I made it to the car and slid into the front seat. My hands were still bound by a clear electrical wire, the kind that plugs the phone into the wall. Inside the copper filaments pulsed like veins, large as train tunnels. I flinched because everything I touched sent warning signals across my body, shocking me.

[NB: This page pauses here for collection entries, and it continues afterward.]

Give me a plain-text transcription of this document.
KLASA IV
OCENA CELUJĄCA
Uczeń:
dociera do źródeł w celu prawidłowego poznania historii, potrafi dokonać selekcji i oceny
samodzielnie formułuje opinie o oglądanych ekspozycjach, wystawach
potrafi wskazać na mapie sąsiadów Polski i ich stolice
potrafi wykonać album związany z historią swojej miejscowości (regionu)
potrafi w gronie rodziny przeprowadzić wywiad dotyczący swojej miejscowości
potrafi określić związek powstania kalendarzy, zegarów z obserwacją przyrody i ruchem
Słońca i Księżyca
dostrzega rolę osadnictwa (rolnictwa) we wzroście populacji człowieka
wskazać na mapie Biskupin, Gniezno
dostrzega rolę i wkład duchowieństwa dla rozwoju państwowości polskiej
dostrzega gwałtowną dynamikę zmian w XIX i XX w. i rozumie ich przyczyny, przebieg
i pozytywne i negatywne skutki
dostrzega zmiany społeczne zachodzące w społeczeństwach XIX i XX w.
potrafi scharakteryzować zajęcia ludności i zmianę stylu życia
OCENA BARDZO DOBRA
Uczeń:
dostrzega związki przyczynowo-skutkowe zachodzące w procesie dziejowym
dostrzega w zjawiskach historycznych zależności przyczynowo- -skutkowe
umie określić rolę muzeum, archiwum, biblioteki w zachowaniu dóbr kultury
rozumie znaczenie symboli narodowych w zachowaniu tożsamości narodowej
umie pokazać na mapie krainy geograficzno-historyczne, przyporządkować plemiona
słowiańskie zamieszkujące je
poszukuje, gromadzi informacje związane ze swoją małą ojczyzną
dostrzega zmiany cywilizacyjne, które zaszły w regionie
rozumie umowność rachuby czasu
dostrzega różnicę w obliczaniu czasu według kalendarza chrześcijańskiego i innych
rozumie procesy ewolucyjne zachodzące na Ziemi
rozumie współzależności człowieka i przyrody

I started the engine of Bithell's cruiser and remembered:

"Lucky."

My shoulder lobbed open the door and I popped the trunk. I hadn't thought, I just did. My hands grabbed for the gun box. I had the keys from the cruiser and I undid the lock. Gun. Bullets. Load. Ready. Walk. Door.

I never once thought, "Fiona, now is a good time to be a hero." 

I'm not a hero. But I'm not crazy, either.

The flat white door bent backward on its spine. I marched in, waving the gun, and halted.

Lucky stood beside Janet, smoking a cigarette. He wasn't tied. He was bruised but from my dad. I hadn't wasted time wondering how Janet of all fucking women could have overpowered a six-foot-tall young man. But now I was.

"Well shit," Lucky said around his cigarette. "You came back. Catch her Mom, we ain't done yet. I want my turn."

The ember tip on his Lucky Strike reddened, puffing angrily.

I'd known her my whole life, but when Janet moved, I pulled the trigger.